OP finds toilet seat up in house after showing, automatically assumes #1 or #2 was performed, no residue mind you, and goes on tirade on City-Data forum about people using their toilet during house showings.
Hilarious? Only you?
Heck no. I heard that 27 lurkers and 5 active posters had to call 911. Laughing so hard they were Oxygen starved. Scary stuff.
Being a Proactive Pro, last week I leased one of these bad boys for showing houses, cause it is hard to predict client needs:
Am I the only one who finds this thread hilarious?
OP finds toilet seat up in house after showing, automatically assumes #1 or #2 was performed, no residue mind you, and goes on tirade on City-Data forum about people using their toilet during house showings.
The OP would be FURIOUS if she saw how I look at houses... even though you'd never be able to tell.
I want to see everything. Test everything. We were burned badly, not doing this, with our first home. It won't happen again. I'm going to put a wad of TP in and flush every toilet. Twice. I'm going to run hot and cold water in every sink, in every basin, while looking at the pipes in the cupboard below to check for leaks. I'm going to look for scum around the base of every toilet and dishwasher waste line and bounce on the floor near every water source. I will open every closet door all the way and flop over awkwardly-placed rugs to check for damage. I'll look behind furniture placed oddly too, to look for holes. I'll turn on every stove burner and turn on every oven, to make sure they work.
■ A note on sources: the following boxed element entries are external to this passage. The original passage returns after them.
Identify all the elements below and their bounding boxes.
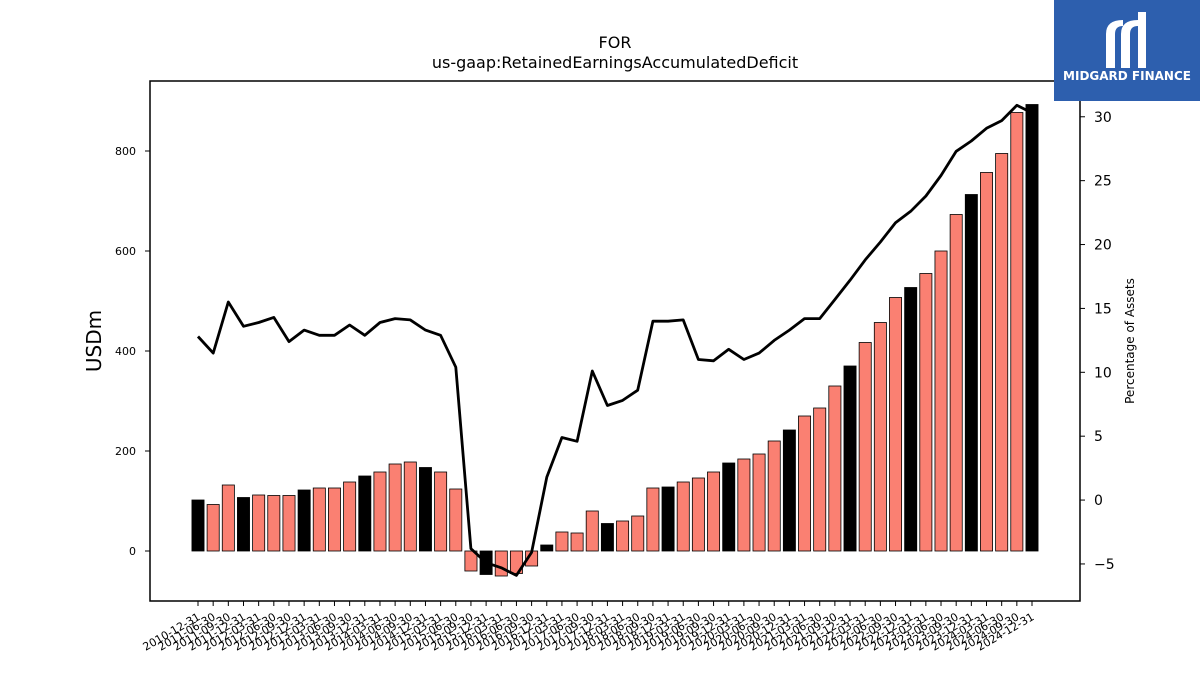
bar-series [191,104,1039,577]
bar [494,550,508,577]
bar [540,544,554,552]
bar [237,497,250,552]
bar [889,297,902,552]
bar [995,153,1009,552]
bar [782,429,796,552]
right-axis: −5 0 5 10 15 20 25 30 [1080,110,1115,573]
bar [267,495,281,552]
y-tick-label: 200 [115,445,136,458]
bar [1025,104,1039,552]
y2-tick-label: −5 [1094,557,1115,573]
bar [206,504,220,552]
bar [722,462,736,552]
y-tick-label: 400 [115,345,136,358]
y2-tick-label: 10 [1094,365,1112,381]
percentage-line [196,103,1033,577]
bar [904,287,918,552]
bar [373,471,387,552]
bar [646,487,660,552]
bar [843,365,857,552]
bar [585,510,599,552]
y2-tick-label: 25 [1094,174,1112,190]
bar [661,486,675,552]
bar [858,342,872,552]
logo-mark-icon [1106,12,1146,68]
bar [312,487,326,552]
y2-tick-label: 30 [1094,110,1112,126]
bar [752,453,766,552]
bar [282,495,296,552]
bar [297,489,311,552]
bar [464,550,478,572]
y-tick-label: 800 [115,145,136,158]
line-series [196,103,1033,577]
bar [980,172,993,552]
bar [631,515,645,552]
bar [328,487,341,552]
bar [798,415,812,552]
chart-title: FOR [599,33,632,52]
bar [919,273,933,552]
bar [555,531,569,552]
y2-tick-label: 5 [1094,429,1103,445]
bar [964,194,978,552]
y2-tick-label: 15 [1094,301,1112,317]
midgard-finance-logo: MIDGARD FINANCE [1054,0,1200,101]
bar [434,471,448,552]
bar [934,250,948,552]
bar [949,214,963,552]
bar [221,484,235,552]
bar [873,322,887,552]
bar [813,407,827,552]
bar [449,488,463,552]
bar [418,467,432,552]
y-tick-label: 600 [115,245,136,258]
bar [600,523,614,552]
bar [691,477,705,552]
bar [388,463,402,552]
bar [358,475,372,552]
y-tick-label: 0 [129,545,136,558]
bar [737,458,751,552]
y2-tick-label: 0 [1094,493,1103,509]
left-axis: 0 200 400 600 800 [115,145,150,558]
bar [616,520,630,552]
bar [707,471,721,552]
bar [767,440,781,552]
y2-axis-label: Percentage of Assets [1123,278,1137,404]
chart-subtitle: us-gaap:RetainedEarningsAccumulatedDefic… [432,53,798,72]
bar [252,494,266,552]
y-axis-label: USDm [82,310,106,372]
bar [191,499,205,552]
bar [343,481,357,552]
bar [570,532,584,552]
logo-text: MIDGARD FINANCE [1063,69,1191,83]
y2-tick-label: 20 [1094,238,1112,254]
plot-frame [149,80,1081,602]
x-axis: 2010-12-312011-06-302011-09-302011-12-31… [141,601,1037,654]
bar [676,481,690,552]
bar [828,385,842,552]
bar [403,461,417,552]
bar [1010,112,1024,552]
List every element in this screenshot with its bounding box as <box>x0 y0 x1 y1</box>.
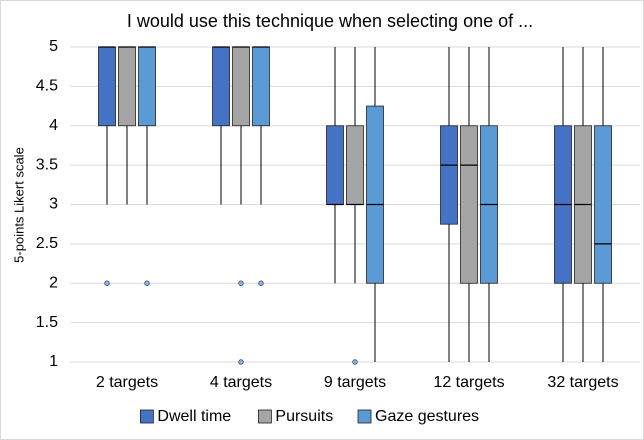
outlier <box>258 280 264 286</box>
box <box>118 46 136 127</box>
outlier <box>238 359 244 365</box>
outlier <box>144 280 150 286</box>
y-tick-label: 1 <box>49 353 58 370</box>
legend-label: Gaze gestures <box>375 408 479 425</box>
box <box>232 46 250 127</box>
x-tick-label: 12 targets <box>433 374 504 391</box>
box <box>98 46 116 127</box>
legend-swatch <box>357 409 372 424</box>
outlier <box>104 280 110 286</box>
y-tick-label: 3.5 <box>36 156 58 173</box>
y-tick-label: 2 <box>49 274 58 291</box>
box <box>138 46 156 127</box>
x-tick-label: 9 targets <box>324 374 386 391</box>
chart-title: I would use this technique when selectin… <box>127 11 533 31</box>
y-tick-label: 2.5 <box>36 235 58 252</box>
box <box>440 125 458 225</box>
legend-swatch <box>139 409 154 424</box>
y-axis-label: 5-points Likert scale <box>11 147 26 263</box>
y-tick-label: 5 <box>49 38 58 55</box>
box <box>252 46 270 127</box>
outlier <box>238 280 244 286</box>
y-tick-label: 4 <box>49 117 58 134</box>
box <box>594 125 612 284</box>
x-tick-label: 4 targets <box>210 374 272 391</box>
x-tick-label: 32 targets <box>547 374 618 391</box>
legend-label: Pursuits <box>275 408 333 425</box>
box <box>366 105 384 284</box>
outlier <box>352 359 358 365</box>
box <box>212 46 230 127</box>
y-tick-label: 1.5 <box>36 314 58 331</box>
y-tick-label: 3 <box>49 196 58 213</box>
box <box>460 125 478 284</box>
legend-swatch <box>257 409 272 424</box>
box <box>346 125 364 205</box>
y-tick-label: 4.5 <box>36 78 58 95</box>
box <box>326 125 344 205</box>
x-tick-label: 2 targets <box>96 374 158 391</box>
legend-label: Dwell time <box>157 408 231 425</box>
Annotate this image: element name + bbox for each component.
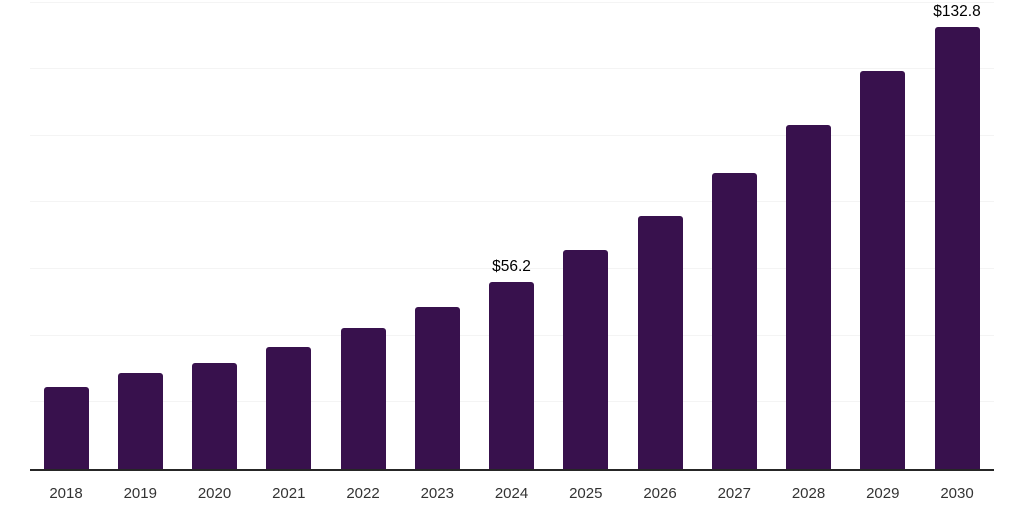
x-tick-label-2025: 2025: [569, 485, 603, 502]
bar-2027: [711, 173, 757, 469]
x-tick-label-2020: 2020: [197, 485, 232, 502]
bar-2029: [860, 71, 906, 469]
bar-2021: [266, 346, 312, 469]
x-tick-label-2030: 2030: [940, 485, 974, 502]
gridline: [30, 68, 994, 70]
bar-2019: [117, 372, 163, 469]
gridline: [30, 1, 994, 3]
x-axis-line: [30, 469, 994, 471]
gridline: [30, 134, 994, 136]
bar-2023: [414, 306, 460, 469]
gridline: [30, 201, 994, 203]
plot-area: $56.2 $132.8: [30, 0, 994, 469]
x-tick-label-2019: 2019: [123, 485, 157, 502]
bar-value-label-2030: $132.8: [933, 3, 981, 20]
x-tick-label-2024: 2024: [494, 485, 529, 502]
x-tick-label-2023: 2023: [420, 485, 454, 502]
bar-2020: [192, 362, 237, 469]
x-tick-label-2026: 2026: [643, 485, 677, 502]
x-tick-label-2021: 2021: [272, 485, 306, 502]
bar-2024: [489, 281, 534, 469]
bar-2022: [340, 327, 386, 469]
x-tick-label-2027: 2027: [717, 485, 751, 502]
bar-2026: [637, 216, 683, 469]
x-tick-label-2028: 2028: [791, 485, 826, 502]
x-tick-label-2029: 2029: [866, 485, 900, 502]
x-tick-label-2018: 2018: [49, 485, 83, 502]
gridline: [30, 268, 994, 270]
bar-2018: [43, 386, 89, 469]
bar-2028: [786, 125, 831, 469]
x-tick-label-2022: 2022: [346, 485, 380, 502]
bar-2030: [934, 26, 980, 469]
bar-value-label-2024: $56.2: [492, 258, 531, 276]
bar-2025: [563, 250, 609, 469]
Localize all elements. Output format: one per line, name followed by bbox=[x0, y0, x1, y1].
Why? Because even though it might be found during inspection, I see no reason to pay someone several hundred dollars to find things that can be serious issues (especially water issues and rotten floors that have been well masked) and even then, he might not find those smaller things that can be used in negotiations. I'll save that for a house that has passed the first once over without serious problems...
I am NOT going to wait to find out that your toilet setup is shoddy and the floor joists are rotten after spending a few hundred dollars for an inspection. Not when I can sit down, notice that it wobbles, wad up some TP and flush it - hearing weird sucking/clogging sounds or it's clearly almost blocked - and then bounce on the floor... and it BOUNCES or feels soft. Nope. That's a house I don't want. Who knows what else is going on in there?
I looked at my initial response on this thread from 2012 to see if it said the same thing I was going to post, and it did: We looked at several homes whose toilets were not much better than an average gas station toilet, and some were worse. I absolutely have used the bathroom in houses we were being shown, IF they passed my inspection. I would do it again. Some of you guys have some seriously orderly bladders and they do just what you tell them to. You should know that not everybody has their urinary system under such good control, though. I'm just going to pretend that's what we are talking about, the crazy human urinary tract. I don't want to talk about the other, plus I see it's been well-covered with even a reference to a great bit of literature that tackles the essentials.
I had to go one time while we were looking in Arizona. The house was unoccupied, so I didn't see any issue with using the toilet. Until I tried to flush. And found out the water had been shut off. I looked everywhere for the water shutoff valve, but never did find it. A few months later we were looking at that same house again and noticed that someone had found a way to flush my mess. Funny thing is, this was the house we ultimately wound up buying. And I did find the water shutoff valve. It was outside, on the side of the house. Coming from Alaska, it never occurred to me that a water shutoff would be outside, because there is no such thing as an outside shutoff valve in Alaska. It's either in the garage, if the house is on a slab, or in the crawlspace.
Same thing happened to me Alaska. Made my husband go to neighbors house and get some buckets of water so I could flush. I didn't care how embarrassing having to do that I wasn't to leave a unflushed toilet. For what it's worth I was very pregnant and not feeling so well.
Usually if homes are winterized or have the power and water turned off, they'll tape the toilets so it's obvious BEFORE they're used.